Good instructions for insuring the T square fence is aligned properly.
I needed to do this as well as align the blade (motor) with the miter slots.
Recommend you take your time with the set up. If you hurry, you'll do it over.
I recommend it. I've used it quite a bit and still satisfied. Almost made the error going with the Ridgid.
Check all the YouTube videos and recommendations.
Good luck,
Jim


----------



## Bob Bengal (Jan 2, 2021)

jpaskell said:


> Almost made the error going with the Ridgid.

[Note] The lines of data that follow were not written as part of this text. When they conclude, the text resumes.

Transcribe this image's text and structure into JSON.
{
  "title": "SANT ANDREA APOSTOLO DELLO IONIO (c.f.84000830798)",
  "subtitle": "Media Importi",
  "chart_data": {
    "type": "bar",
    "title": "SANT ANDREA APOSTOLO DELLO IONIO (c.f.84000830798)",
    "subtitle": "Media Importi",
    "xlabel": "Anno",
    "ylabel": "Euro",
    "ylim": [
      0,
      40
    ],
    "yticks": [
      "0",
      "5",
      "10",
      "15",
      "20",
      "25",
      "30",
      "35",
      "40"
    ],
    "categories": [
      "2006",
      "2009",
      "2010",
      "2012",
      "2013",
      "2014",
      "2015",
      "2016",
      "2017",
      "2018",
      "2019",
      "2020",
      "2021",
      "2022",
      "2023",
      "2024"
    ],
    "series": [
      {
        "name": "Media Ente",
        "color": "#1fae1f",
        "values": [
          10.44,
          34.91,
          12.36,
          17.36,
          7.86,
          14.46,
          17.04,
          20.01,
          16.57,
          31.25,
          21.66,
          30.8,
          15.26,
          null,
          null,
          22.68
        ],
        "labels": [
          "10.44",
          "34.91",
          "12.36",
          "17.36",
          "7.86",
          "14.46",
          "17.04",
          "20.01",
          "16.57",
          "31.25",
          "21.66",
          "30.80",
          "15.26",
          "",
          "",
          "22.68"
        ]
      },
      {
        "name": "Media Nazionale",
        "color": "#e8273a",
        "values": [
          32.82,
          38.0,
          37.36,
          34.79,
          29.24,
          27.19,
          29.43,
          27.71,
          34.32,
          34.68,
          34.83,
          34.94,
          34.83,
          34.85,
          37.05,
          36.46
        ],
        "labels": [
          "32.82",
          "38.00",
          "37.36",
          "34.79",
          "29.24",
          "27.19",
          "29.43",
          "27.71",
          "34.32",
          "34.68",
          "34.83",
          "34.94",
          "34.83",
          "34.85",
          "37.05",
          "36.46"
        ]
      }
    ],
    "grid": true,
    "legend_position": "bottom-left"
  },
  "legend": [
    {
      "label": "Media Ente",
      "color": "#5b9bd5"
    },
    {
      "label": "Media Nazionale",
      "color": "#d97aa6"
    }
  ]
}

Didn't double check but I think Ridgid just came out with their version of the same saw. That happens a lot, tools made in the same factory sold by different brands. I like the Delta colors better though lol.


----------



## Tony B (Jul 30, 2008)

Looking identical and being identical are not necessarily the same. The factory will manufacture to the specs of the buyers. May be different thicknesses in the steel cabinets, different gauge wire, different motor, different paint, different materials for bearings, etc., etc., etc. All of those little differences are also reflected in the different consumer prices BUT...... they will look the same.


----------



## bholland (Sep 10, 2018)

slowhand2 said:


> I am considering buying this new Delta table saw from Lowes:
> 
> 
> 
> ...


Get a saw stop. Seriously. Are your fingers more important than money? Saw stop made the most dangerous tool at a site or at home into the safest.


----------